After you have sanded your wood floors, you need to seriously clean them. Remaining after sanding is lots of sawdust, which can only mess up your sealing work. Sawdust will make you nice sealing coat gritty and bumpy. Should you clean them with a tack cloth?
Best Answer
No, a tack cloth is not the way to clean a wood floor, though it does have some minor uses related to wood floor sanding.
Because
Run a Shop-Vac across the floor and call it a day? You will want to use the Shop-Vac (and start with window sills, radiators, door molding, etc. even before vacuuming the floor) to get off the worst of the sawdust. But that’s not enough.

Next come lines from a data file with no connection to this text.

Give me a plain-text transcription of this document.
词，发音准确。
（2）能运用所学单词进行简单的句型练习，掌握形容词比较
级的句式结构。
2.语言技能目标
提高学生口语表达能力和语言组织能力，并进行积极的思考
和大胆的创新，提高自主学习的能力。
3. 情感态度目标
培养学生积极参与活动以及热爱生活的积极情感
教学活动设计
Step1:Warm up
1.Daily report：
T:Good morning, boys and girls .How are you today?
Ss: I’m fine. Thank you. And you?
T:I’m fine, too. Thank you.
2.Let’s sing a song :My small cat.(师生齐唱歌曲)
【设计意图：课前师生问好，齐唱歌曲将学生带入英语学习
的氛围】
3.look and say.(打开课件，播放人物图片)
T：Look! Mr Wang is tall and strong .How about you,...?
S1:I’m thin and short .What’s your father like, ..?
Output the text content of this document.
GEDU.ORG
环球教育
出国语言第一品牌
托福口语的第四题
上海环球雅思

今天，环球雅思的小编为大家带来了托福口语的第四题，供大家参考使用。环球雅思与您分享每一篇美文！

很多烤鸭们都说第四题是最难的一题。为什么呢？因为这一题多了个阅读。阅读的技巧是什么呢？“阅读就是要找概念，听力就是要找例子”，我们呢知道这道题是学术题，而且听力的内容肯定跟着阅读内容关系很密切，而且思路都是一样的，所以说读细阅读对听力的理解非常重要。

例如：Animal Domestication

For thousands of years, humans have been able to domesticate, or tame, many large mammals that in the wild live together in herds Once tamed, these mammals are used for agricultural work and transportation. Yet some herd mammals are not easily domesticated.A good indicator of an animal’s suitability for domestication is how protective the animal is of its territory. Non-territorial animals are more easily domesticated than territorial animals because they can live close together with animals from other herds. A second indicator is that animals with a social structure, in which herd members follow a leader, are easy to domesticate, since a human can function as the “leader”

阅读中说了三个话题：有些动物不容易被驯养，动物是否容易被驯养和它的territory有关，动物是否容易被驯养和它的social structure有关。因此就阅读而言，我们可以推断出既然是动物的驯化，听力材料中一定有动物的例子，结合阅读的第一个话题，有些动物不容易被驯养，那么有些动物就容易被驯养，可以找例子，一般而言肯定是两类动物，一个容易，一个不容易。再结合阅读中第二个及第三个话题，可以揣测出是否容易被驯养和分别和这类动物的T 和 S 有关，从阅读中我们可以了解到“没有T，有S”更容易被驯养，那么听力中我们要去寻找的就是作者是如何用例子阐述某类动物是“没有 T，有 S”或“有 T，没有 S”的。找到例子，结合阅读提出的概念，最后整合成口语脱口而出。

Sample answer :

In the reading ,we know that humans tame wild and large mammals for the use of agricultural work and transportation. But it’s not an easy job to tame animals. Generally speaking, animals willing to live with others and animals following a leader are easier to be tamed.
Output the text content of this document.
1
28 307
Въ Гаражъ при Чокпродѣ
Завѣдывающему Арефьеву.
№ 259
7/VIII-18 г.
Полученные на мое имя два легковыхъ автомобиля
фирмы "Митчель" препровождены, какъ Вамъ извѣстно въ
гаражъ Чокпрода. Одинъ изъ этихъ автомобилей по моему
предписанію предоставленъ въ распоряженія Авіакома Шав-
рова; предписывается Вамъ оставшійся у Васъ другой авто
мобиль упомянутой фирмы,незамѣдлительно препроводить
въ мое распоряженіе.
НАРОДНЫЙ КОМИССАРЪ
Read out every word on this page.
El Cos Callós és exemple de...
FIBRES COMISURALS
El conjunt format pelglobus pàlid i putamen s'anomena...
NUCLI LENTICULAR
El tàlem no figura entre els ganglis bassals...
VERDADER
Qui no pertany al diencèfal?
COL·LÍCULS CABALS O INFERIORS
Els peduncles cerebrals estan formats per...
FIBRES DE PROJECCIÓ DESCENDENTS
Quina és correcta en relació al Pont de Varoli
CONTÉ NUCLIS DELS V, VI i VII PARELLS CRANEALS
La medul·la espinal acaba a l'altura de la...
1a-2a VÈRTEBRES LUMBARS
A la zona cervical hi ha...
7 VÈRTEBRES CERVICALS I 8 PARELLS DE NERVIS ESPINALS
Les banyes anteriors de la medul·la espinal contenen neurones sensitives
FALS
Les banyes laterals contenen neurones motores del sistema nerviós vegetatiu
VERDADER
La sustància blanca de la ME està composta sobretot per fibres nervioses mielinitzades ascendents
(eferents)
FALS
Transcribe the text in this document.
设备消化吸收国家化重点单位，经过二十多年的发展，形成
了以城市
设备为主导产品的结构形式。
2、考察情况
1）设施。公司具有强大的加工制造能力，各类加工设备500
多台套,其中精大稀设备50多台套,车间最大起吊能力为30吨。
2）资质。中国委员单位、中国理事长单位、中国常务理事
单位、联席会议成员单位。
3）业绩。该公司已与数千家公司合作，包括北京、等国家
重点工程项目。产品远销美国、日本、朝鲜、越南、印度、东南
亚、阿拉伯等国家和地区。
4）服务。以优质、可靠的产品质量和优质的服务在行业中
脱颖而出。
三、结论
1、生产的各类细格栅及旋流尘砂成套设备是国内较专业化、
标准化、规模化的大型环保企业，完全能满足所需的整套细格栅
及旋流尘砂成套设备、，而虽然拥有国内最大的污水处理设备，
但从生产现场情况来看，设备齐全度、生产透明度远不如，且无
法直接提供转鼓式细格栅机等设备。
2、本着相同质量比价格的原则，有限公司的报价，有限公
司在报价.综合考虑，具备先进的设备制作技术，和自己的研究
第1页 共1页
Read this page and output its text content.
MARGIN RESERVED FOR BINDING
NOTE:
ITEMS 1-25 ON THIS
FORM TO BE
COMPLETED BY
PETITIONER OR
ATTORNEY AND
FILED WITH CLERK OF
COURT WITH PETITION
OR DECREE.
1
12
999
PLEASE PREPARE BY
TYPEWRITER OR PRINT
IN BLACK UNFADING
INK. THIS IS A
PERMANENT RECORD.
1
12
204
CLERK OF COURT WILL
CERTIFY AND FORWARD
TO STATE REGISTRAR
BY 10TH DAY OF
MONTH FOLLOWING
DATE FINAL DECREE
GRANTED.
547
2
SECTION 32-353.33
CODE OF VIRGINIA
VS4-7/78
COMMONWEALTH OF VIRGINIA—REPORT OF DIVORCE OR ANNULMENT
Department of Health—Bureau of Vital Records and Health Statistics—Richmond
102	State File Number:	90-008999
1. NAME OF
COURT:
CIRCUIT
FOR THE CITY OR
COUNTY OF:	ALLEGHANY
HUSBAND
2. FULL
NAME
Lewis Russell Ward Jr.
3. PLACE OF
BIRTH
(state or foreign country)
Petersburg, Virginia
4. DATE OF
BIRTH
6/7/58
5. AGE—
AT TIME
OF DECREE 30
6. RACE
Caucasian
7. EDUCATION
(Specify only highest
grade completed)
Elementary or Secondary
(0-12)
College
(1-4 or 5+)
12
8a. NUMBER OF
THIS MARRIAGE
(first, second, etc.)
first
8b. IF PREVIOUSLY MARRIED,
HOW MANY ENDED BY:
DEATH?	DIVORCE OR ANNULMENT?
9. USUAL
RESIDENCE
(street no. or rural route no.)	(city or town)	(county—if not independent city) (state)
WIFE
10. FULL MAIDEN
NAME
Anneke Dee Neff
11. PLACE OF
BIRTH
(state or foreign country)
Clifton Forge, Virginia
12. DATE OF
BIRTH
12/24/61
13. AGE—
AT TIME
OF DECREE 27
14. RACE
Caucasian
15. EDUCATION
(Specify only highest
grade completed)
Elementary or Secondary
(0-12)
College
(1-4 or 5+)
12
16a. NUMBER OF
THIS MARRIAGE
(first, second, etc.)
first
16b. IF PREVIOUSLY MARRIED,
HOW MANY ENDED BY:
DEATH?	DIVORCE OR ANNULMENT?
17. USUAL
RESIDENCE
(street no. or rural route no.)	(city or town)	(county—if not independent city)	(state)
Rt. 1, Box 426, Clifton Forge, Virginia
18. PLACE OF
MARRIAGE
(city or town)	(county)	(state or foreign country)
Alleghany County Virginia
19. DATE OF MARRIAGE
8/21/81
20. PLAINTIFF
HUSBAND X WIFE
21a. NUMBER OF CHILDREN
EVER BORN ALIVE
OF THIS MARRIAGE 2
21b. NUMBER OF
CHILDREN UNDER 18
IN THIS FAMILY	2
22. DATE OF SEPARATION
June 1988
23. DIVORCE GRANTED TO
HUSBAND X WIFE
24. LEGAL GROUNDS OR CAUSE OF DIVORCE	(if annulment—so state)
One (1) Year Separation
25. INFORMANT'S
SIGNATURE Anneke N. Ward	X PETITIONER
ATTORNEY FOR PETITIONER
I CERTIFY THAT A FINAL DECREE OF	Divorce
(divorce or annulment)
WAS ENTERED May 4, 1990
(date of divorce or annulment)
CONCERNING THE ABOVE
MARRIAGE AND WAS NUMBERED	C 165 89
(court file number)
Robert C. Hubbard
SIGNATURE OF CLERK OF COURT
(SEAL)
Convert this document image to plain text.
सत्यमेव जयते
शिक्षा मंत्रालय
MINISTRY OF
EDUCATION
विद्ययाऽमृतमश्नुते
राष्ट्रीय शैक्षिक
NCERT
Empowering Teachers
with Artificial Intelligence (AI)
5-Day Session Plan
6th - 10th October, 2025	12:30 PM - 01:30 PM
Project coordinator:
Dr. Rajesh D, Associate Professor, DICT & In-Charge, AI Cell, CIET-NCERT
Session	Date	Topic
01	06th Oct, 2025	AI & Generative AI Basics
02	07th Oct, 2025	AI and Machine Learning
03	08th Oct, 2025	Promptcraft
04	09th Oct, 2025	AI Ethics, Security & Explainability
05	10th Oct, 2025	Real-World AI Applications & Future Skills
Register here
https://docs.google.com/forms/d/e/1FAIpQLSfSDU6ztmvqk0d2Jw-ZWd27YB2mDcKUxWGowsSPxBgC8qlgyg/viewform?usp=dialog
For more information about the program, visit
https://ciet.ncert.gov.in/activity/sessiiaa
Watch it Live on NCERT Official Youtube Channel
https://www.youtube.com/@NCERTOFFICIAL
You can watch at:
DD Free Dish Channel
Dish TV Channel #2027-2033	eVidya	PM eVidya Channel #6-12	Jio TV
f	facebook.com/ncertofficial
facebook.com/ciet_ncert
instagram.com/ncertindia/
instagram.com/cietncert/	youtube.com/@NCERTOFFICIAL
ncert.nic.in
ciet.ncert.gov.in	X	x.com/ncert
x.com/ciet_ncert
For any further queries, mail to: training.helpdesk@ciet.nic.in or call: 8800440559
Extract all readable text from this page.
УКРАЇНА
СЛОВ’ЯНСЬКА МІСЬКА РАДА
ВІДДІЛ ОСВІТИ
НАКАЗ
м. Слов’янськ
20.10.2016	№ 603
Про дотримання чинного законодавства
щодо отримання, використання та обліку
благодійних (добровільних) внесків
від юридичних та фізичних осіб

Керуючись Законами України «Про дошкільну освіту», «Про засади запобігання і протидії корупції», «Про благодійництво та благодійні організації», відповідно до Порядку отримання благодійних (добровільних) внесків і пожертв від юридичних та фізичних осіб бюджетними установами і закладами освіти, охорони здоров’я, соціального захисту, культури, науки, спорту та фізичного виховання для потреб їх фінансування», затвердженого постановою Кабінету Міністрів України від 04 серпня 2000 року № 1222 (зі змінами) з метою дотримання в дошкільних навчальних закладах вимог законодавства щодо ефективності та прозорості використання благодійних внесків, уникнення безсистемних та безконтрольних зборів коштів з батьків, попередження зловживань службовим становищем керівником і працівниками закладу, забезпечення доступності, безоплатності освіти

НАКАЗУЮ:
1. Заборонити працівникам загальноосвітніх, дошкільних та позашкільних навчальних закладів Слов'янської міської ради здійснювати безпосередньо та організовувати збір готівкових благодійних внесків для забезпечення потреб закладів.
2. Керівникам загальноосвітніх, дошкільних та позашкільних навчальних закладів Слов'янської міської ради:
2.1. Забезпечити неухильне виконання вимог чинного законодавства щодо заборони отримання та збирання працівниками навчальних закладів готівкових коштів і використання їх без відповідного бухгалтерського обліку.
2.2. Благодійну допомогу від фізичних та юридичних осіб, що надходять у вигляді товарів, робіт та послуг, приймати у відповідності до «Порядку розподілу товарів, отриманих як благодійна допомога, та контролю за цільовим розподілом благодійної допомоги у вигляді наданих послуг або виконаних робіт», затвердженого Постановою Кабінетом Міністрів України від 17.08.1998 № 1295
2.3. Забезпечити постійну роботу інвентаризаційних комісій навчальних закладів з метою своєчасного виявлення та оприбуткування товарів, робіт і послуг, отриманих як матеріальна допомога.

One of the best-kept secrets in the world of home remodeling is called a tack cloth: gummy rags that you buy for about $1 per piece at the local hardware store. The gum is beeswax, and even though it is perfectly dry, it feels wet. In fact, that is the beauty of the tack cloth. It works like a wet cloth but it’s not a wet cloth.
In fact, that is the beauty of the tack cloth. It works like a wet cloth but it’s not a wet cloth. The instant after you swipe a surface, you can paint–no waiting for the surface to dry.
Impractical for Large Areas
If anything, one objection to using a tack cloth for a wood floor is that it would take too many tack cloths to do the floor. Tack cloths, being meant more for small areas like a sanded wood door or piece of furniture, are not practical for large areas.
Residue Left From Tack Cloth
After you have used a tack cloth, your hand will be sticky. This stickiness can translate to your wood floor. Pressing lightly on the tack cloth will reduce the amount of stickiness left on the surface. The larger the area you are working with, the more difficult it gets to maintain that perfectly light pressure, as you get tired and complacent. This may not apply to everyone, but it is human nature to get tired of manually tacking with a tack cloth after several hundred square feet of it.
Some floors installers recommend using a very squeezed-out damp mop to pick up more sawdust.
Sources
Class 1 – Tradeperson Content Creator
Kadee Macey at Pete’s Hardwood Floors relates the story of a customer who “tacked” his floor with tack cloths and ended up with such a waxy residue that he had to re-sand the floor.
Class 2 – Company Site
Stain and coating manufacturer Minwax does not say not to use a tack cloth. But they do mention how to clean the floor which is to “use a lint-free cloth
dampened with mineral spirits to wipe the floor and remove the remaining dust.”